Vanquish Oil & Gas (“Vanquish”), now in receivership, was a trustee under a joint operating agreement for an oil well. It was required to remit 45% of the well’s net production proceeds to a proportional owner - either Karl Oil and Gas Ltd. or Choice Resources Corporation (who disputed the entitlement at the time).

The joint operating agreement (“JOA”) provided that as production revenues were paid to Vanquish, the 45% remittance moneys were deemed to be held in trust for the proportional owner. Under the JOA Vanquish was permitted to intermingle the trust monies. As a result, all revenues were paid into Vanquish’s general account.
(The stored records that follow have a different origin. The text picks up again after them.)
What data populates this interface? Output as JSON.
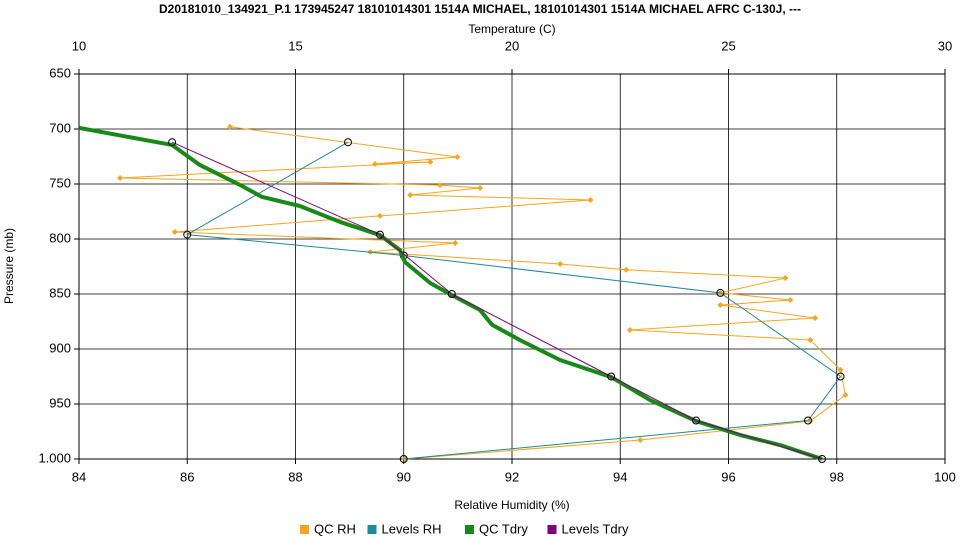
{
  "chart_data": {
    "type": "scatter",
    "title": "D20181010_134921_P.1 173945247 18101014301 1514A MICHAEL, 18101014301 1514A MICHAEL AFRC C-130J, ---",
    "x_label": "Relative Humidity (%)",
    "x2_label": "Temperature (C)",
    "y_label": "Pressure (mb)",
    "xlim": [
      84,
      100
    ],
    "xticks": [
      84,
      86,
      88,
      90,
      92,
      94,
      96,
      98,
      100
    ],
    "x2lim": [
      10,
      30
    ],
    "x2ticks": [
      10,
      15,
      20,
      25,
      30
    ],
    "ylim": [
      650,
      1000
    ],
    "y_inverted": true,
    "yticks": [
      650,
      700,
      750,
      800,
      850,
      900,
      950,
      {
        "value": 1000,
        "label": "1.000"
      }
    ],
    "grid": true,
    "legend": "bottom",
    "series": [
      {
        "name": "QC RH",
        "color": "#f7a51c",
        "marker": "diamond",
        "x": [
          86.79,
          90.99,
          89.47,
          90.49,
          84.76,
          90.67,
          91.41,
          90.12,
          93.45,
          89.56,
          85.77,
          90.95,
          89.38,
          92.89,
          94.11,
          97.05,
          95.85,
          97.14,
          95.85,
          97.6,
          94.18,
          97.51,
          98.07,
          98.16,
          97.51,
          94.37,
          90.03
        ],
        "y": [
          698,
          725.5,
          731.8,
          730,
          744.5,
          751,
          753.6,
          760,
          764.5,
          779,
          793.6,
          803.6,
          811.8,
          822.7,
          828,
          835.5,
          849,
          855.5,
          860,
          871.8,
          882.7,
          891.8,
          919,
          941.8,
          965.5,
          982.7,
          1000
        ]
      },
      {
        "name": "Levels RH",
        "color": "#1d8a9e",
        "marker": "circle",
        "x": [
          88.97,
          86.0,
          90.0,
          95.85,
          98.07,
          97.47,
          90.0
        ],
        "y": [
          712,
          796,
          815,
          849,
          925,
          965,
          1000
        ]
      },
      {
        "name": "QC Tdry",
        "color": "#168a16",
        "marker": "none",
        "axis": "x2",
        "x": [
          10.0,
          12.15,
          12.79,
          13.72,
          14.23,
          15.1,
          16.03,
          16.95,
          17.41,
          17.53,
          18.11,
          18.61,
          19.26,
          19.54,
          20.18,
          21.11,
          22.29,
          23.19,
          24.25,
          25.27,
          26.19,
          27.16
        ],
        "y": [
          699,
          714.5,
          732.7,
          750.9,
          761.8,
          770,
          784.5,
          796.4,
          810,
          821,
          840,
          851,
          864.5,
          878,
          891.8,
          910,
          925.5,
          946.4,
          965.5,
          978.2,
          987.3,
          1000
        ]
      },
      {
        "name": "Levels Tdry",
        "color": "#800080",
        "marker": "circle",
        "axis": "x2",
        "x": [
          12.15,
          16.95,
          18.61,
          22.29,
          24.25,
          27.16
        ],
        "y": [
          712,
          796,
          850,
          925,
          965,
          1000
        ]
      }
    ]
  }
}
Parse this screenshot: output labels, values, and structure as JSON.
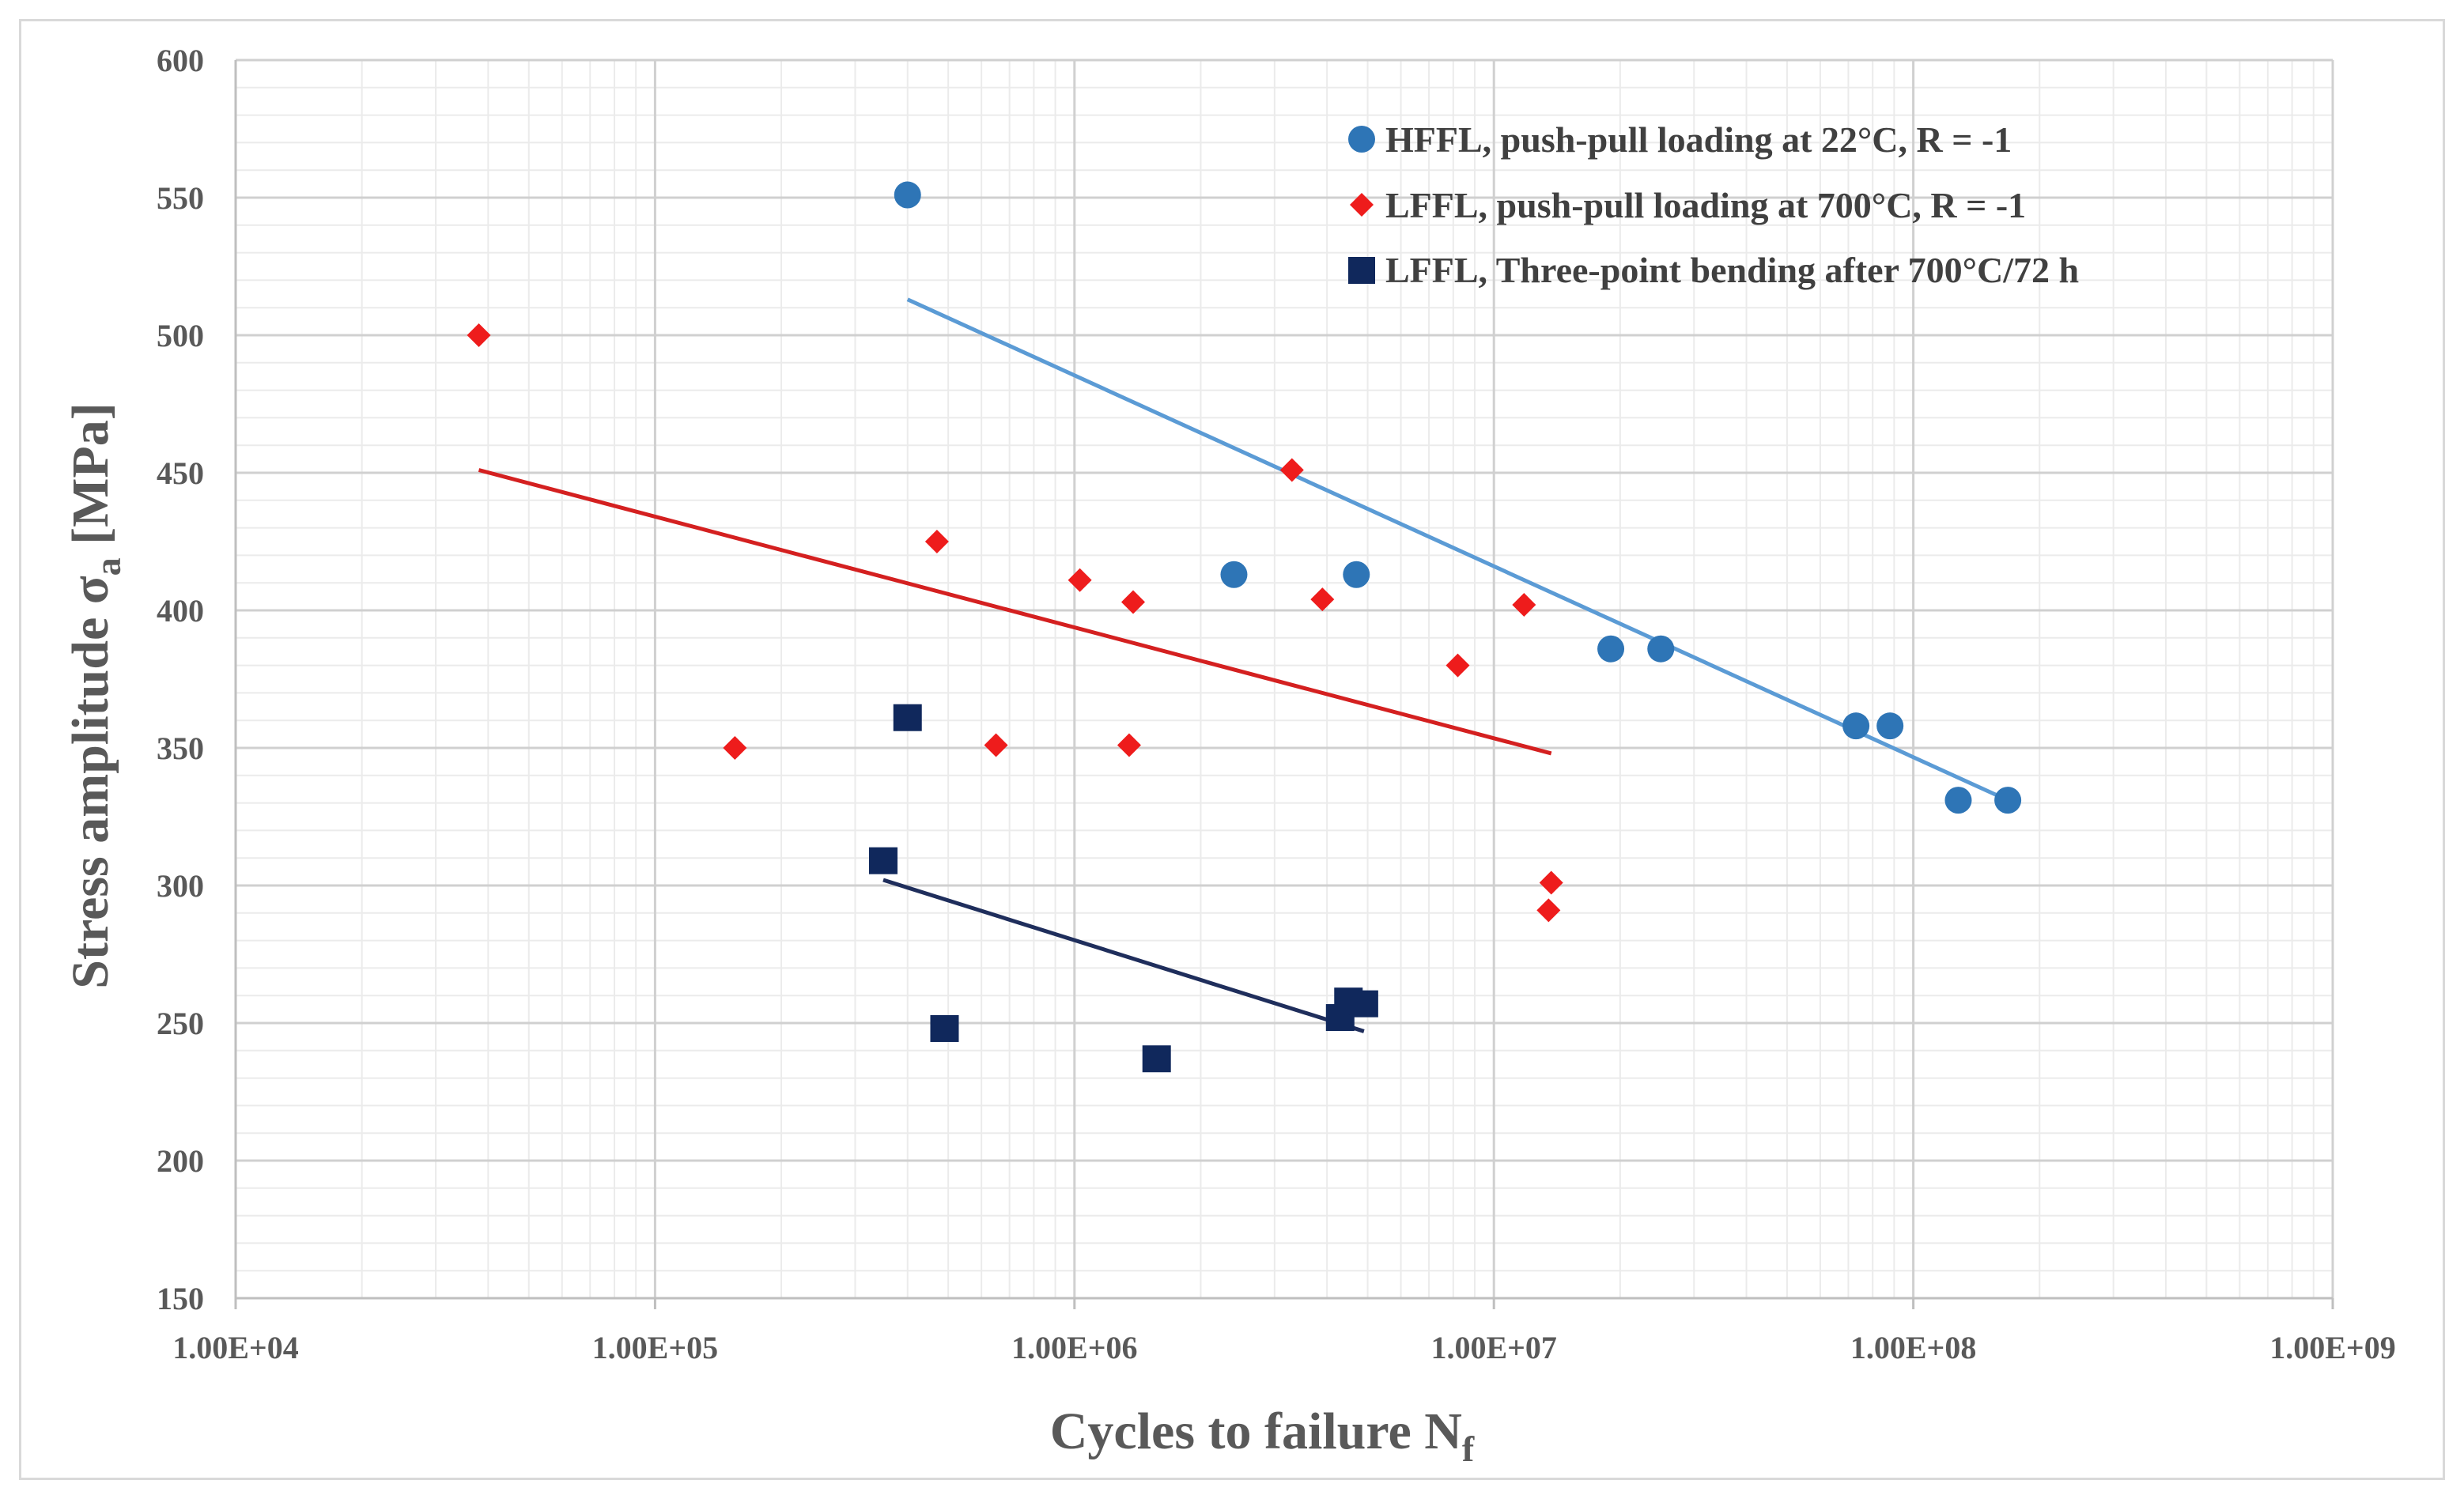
{
  "chart_data": {
    "type": "scatter",
    "title": "",
    "xlabel": "Cycles to failure N",
    "xlabel_sub": "f",
    "ylabel": "Stress amplitude σ",
    "ylabel_sub": "a",
    "ylabel_unit": " [MPa]",
    "xscale": "log",
    "xlim": [
      10000,
      1000000000
    ],
    "ylim": [
      150,
      600
    ],
    "xticks": [
      {
        "value": 10000,
        "label": "1.00E+04"
      },
      {
        "value": 100000,
        "label": "1.00E+05"
      },
      {
        "value": 1000000,
        "label": "1.00E+06"
      },
      {
        "value": 10000000,
        "label": "1.00E+07"
      },
      {
        "value": 100000000,
        "label": "1.00E+08"
      },
      {
        "value": 1000000000,
        "label": "1.00E+09"
      }
    ],
    "yticks": [
      {
        "value": 150,
        "label": "150"
      },
      {
        "value": 200,
        "label": "200"
      },
      {
        "value": 250,
        "label": "250"
      },
      {
        "value": 300,
        "label": "300"
      },
      {
        "value": 350,
        "label": "350"
      },
      {
        "value": 400,
        "label": "400"
      },
      {
        "value": 450,
        "label": "450"
      },
      {
        "value": 500,
        "label": "500"
      },
      {
        "value": 550,
        "label": "550"
      },
      {
        "value": 600,
        "label": "600"
      }
    ],
    "grid": true,
    "legend_position": "top-right",
    "series": [
      {
        "name": "HFFL, push-pull loading at 22°C, R = -1",
        "marker": "circle",
        "color": "#2e75b6",
        "trend_color": "#5b9bd5",
        "points": [
          [
            400000,
            551
          ],
          [
            2400000,
            413
          ],
          [
            4700000,
            413
          ],
          [
            19000000,
            386
          ],
          [
            25000000,
            386
          ],
          [
            73000000,
            358
          ],
          [
            88000000,
            358
          ],
          [
            128000000,
            331
          ],
          [
            168000000,
            331
          ]
        ],
        "trendline": [
          [
            400000,
            513
          ],
          [
            168000000,
            331
          ]
        ]
      },
      {
        "name": "LFFL, push-pull loading at 700°C, R = -1",
        "marker": "diamond",
        "color": "#ee1c1c",
        "trend_color": "#d42020",
        "points": [
          [
            38000,
            500
          ],
          [
            155000,
            350
          ],
          [
            470000,
            425
          ],
          [
            650000,
            351
          ],
          [
            1030000,
            411
          ],
          [
            1350000,
            351
          ],
          [
            1380000,
            403
          ],
          [
            3300000,
            451
          ],
          [
            3900000,
            404
          ],
          [
            8200000,
            380
          ],
          [
            11800000,
            402
          ],
          [
            13700000,
            301
          ],
          [
            13500000,
            291
          ]
        ],
        "trendline": [
          [
            38000,
            451
          ],
          [
            13700000,
            348
          ]
        ]
      },
      {
        "name": "LFFL, Three-point bending after 700°C/72 h",
        "marker": "square",
        "color": "#10285c",
        "trend_color": "#1f2e5c",
        "points": [
          [
            400000,
            361
          ],
          [
            350000,
            309
          ],
          [
            490000,
            248
          ],
          [
            1570000,
            237
          ],
          [
            4300000,
            252
          ],
          [
            4500000,
            258
          ],
          [
            4900000,
            257
          ]
        ],
        "trendline": [
          [
            350000,
            302
          ],
          [
            4900000,
            247
          ]
        ]
      }
    ]
  }
}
On March 14, 2007 the general account balance was approximately $40,000. On March 16, 2007 an additional $40,000 was deposited, which moneys were impressed with the trust obligation. On subsequent dates, further proceeds were deposited from other sources that were not expressly subject to the trust obligation. The balance at the time of receivership was approximately $417,000. At this time, Vanquish was in arrears of its trust remittances in the approximate amount of $320,000.

The receiver sold all of the assets of Vanquish on behalf of the secured creditor of Vanquish. The question before the Court was whether the rights of Karl or Choice as trust beneficiary extended to the additional deposits in the general account, or to the proceeds of the sale of the assets of Vanquish, in priority to a secured creditor.

A trust relationship extends proprietary rights to the beneficiaries. Where third parties deal with trust property and are not aware of these proprietary rights, the beneficiaries’ proprietary rights are extinguished so as to protect the innocent third party. The risk of a breach of trust by a trustee therefore falls on the beneficiaries. In cases of constructive trusts, often used as an equitable remedy to grant proprietary rights, the court will refrain from granting a constructive trust where to do so would impeach the rights of a bona fide third party.

At the time of payment to Vanquish, the trust moneys would have been held for the beneficiary (Karl or Choice) and would have been protected from secured creditors. In cases where trust moneys are intermingled, such as this, a trustee is presumed honest and any disbursements to innocent third parties made from the intermingled funds are deemed to be paid firstly from non-trust funds. At the time Vanquish’s account balance was at its lowest on March 14, 2007, those moneys had been paid into the account under the operating agreement and were considered wholly trust moneys. The following $40,000 (deposited March 16, 2007) was also deposited under the operating agreement and was considered trust moneys.

The deposits made after March 16, 2007 were not made under the operating agreement. It was argued that, as at this time the trust moneys had already fallen into arrears, that these deposits were made in “replenishment” of the improperly disbursed trust monies. The Court rejected the idea that the trustee had only “borrowed” the improperly disbursed trust monies. Rather, the Court decided the loss must be shouldered by the beneficiaries who cannot claim a proprietary interest in the subsequent replenishment of the account.

In result, the Alberta Court of Appeal overturned the finding of the Court below. The Appellate Court found that, upon the insolvency and receivership of the trustee, trust moneys were insulated from the creditors of the trustee as they did not form a part of the general account balance. However, subsequent deposits and sale proceeds were available for the benefit of the trustee’s secured creditor as the trust agreement did not extend either an express or constructive trust to these moneys. This could only be avoided if there was clear intent of the trustee to replenish the missing trust funds, which was not the case for Vanquish.